How Things Work: Cotton Candy Machines

The English call it fairy floss, picking up the name it was given by the two Nashvillians who invented the first electric machine for making it.

The inventors, William Morrison and John Wharton, sold 68,655 boxes of the novel confection at the 1904 World’s Fair. The French call the stuff barbe à papa (grandfather’s beard). We know it as cotton candy, a name adopted in the 1920s. Credit for creating the fluff, however, may go to the Italians, who as early as the 1400s melted sugar in a pan, teased it into long strings with a fork, and draped the strings over bowls to cool.

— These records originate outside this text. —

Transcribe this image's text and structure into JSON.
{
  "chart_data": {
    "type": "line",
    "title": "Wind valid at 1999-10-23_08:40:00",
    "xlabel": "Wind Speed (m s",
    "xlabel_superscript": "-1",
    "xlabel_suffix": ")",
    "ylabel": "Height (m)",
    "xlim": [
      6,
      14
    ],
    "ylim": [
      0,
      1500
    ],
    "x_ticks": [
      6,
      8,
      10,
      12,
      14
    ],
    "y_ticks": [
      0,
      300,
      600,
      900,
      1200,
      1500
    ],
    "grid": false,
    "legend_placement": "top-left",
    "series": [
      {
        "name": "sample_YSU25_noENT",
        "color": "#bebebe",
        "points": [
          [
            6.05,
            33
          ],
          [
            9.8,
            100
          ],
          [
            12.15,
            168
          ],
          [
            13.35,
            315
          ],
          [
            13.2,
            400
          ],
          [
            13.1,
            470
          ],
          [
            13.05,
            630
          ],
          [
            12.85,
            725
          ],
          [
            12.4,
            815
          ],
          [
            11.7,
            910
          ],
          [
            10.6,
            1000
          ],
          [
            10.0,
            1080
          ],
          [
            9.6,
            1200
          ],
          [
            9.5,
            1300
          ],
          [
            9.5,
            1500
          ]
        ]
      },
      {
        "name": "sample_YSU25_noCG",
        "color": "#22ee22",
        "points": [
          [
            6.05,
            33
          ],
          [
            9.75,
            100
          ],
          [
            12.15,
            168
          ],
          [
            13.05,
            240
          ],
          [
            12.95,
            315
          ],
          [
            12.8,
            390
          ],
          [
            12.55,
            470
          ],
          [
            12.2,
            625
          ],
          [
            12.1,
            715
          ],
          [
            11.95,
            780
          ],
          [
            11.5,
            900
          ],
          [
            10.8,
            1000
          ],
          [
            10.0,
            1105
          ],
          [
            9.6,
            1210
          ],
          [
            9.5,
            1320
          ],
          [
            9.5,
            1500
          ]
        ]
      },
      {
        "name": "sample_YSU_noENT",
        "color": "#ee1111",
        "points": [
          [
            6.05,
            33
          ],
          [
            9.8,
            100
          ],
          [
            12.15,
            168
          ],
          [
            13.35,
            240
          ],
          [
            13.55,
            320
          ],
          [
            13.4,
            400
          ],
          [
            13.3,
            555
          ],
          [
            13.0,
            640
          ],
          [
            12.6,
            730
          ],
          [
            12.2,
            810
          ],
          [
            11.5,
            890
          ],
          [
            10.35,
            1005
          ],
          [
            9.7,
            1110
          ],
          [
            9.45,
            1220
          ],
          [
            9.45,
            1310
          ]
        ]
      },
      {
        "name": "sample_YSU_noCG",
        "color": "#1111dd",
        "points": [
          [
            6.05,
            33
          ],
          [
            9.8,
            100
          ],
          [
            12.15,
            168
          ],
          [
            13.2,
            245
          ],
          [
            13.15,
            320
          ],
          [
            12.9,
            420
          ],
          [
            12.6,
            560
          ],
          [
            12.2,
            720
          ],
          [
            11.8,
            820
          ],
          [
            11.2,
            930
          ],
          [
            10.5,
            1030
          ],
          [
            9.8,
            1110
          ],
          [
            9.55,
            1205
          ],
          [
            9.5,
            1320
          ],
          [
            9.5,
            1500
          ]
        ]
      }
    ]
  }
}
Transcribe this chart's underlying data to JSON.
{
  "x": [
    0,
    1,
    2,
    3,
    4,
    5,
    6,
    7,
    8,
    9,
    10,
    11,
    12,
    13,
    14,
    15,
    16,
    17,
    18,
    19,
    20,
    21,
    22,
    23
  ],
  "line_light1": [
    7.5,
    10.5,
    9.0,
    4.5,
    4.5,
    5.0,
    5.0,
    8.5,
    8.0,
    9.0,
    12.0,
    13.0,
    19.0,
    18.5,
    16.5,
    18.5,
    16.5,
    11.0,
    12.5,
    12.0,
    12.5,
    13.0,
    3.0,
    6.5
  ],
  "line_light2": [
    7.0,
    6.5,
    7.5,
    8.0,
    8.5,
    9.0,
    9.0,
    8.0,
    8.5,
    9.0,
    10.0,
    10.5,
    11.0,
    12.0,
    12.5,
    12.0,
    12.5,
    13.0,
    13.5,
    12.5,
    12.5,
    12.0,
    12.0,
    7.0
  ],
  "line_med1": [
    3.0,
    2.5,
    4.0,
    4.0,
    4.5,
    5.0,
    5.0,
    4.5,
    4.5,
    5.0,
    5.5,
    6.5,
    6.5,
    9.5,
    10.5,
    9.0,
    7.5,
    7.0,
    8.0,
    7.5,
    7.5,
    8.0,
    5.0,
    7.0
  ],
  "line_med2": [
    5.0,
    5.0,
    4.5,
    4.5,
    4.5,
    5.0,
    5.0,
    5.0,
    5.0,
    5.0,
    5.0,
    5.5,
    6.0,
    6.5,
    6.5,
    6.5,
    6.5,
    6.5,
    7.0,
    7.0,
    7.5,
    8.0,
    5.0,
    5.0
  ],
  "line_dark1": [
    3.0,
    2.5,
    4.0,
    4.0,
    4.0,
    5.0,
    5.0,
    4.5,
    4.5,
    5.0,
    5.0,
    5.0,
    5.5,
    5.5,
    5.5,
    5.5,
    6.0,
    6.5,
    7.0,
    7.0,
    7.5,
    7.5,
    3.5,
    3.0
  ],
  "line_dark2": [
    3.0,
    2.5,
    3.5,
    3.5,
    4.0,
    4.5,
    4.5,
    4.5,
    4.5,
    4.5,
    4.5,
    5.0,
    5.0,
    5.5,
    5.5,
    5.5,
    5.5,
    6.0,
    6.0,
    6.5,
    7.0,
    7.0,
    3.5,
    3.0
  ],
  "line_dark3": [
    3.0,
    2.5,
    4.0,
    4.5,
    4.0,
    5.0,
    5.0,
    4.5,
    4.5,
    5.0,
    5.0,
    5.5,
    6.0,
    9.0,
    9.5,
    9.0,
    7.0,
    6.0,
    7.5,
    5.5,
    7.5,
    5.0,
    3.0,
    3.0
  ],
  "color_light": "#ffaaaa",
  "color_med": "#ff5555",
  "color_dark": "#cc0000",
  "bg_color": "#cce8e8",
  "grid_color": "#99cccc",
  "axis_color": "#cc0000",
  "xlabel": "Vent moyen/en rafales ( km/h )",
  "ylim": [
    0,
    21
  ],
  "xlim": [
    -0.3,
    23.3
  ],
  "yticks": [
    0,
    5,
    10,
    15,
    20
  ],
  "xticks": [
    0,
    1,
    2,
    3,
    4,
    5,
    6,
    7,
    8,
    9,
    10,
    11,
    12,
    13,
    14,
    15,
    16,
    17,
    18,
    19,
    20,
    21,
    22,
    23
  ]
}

Cotton candy is a simple product. The only ingredients are sugar and air—mostly the latter. “That’s a lot of air you’re buying,” says Tom Petre, northeast regional sales manager of Gold Medal Products Company in Cincinnati, a leading maker of cotton-candy machines. The good news is, parents needn’t worry about kids ruining their teeth. A cone or bag of cotton candy contains only about 1 teaspoon of sugar, compared to 18 to 22 teaspoons in a 12-ounce can of soda.

1. POUR IN SUGAR
It goes in the top of the spinner head. At Steel Pier in Atlantic City (seen here), human resources director Liz Cunningham stirs 2 tablespoons of a flavoring/coloring called Flossine into 10 pounds of plain sugar. Flossine comes in twelve varieties, though Cunningham says Steel Pier customers are happy with just three: strawberry pink, raspberry blue, and green apple.

2. MELT, FLING
The spinner head looks like a bowl whirling on a potter’s wheel. Inside the head, the sugar trickles down into the heating element, a metal coil operating at about 300 degrees, sufficient to melt the sugar. Spinning at 3,450 rpm, the head flings the liquid sugar outward by centrifugal force.

3. FLOSS SLITS
Surrounding the heating element is a black steel ring called the floss band. Two rows of diagonal slits in the band disperse the liquid sugar into thin filaments known as floss.

4. COOL CANDY
The sugar filaments cool almost at once, into gauzy strings. A plastic net called a stabilizer, which lines the inside of the floss pan, gives the cooling strands a foothold. The candy then forms from the pan surface back to the spinner head. A savvy operator gathers the floss off the sides of the pan, not near the head, which would produce a harder, heavier candy.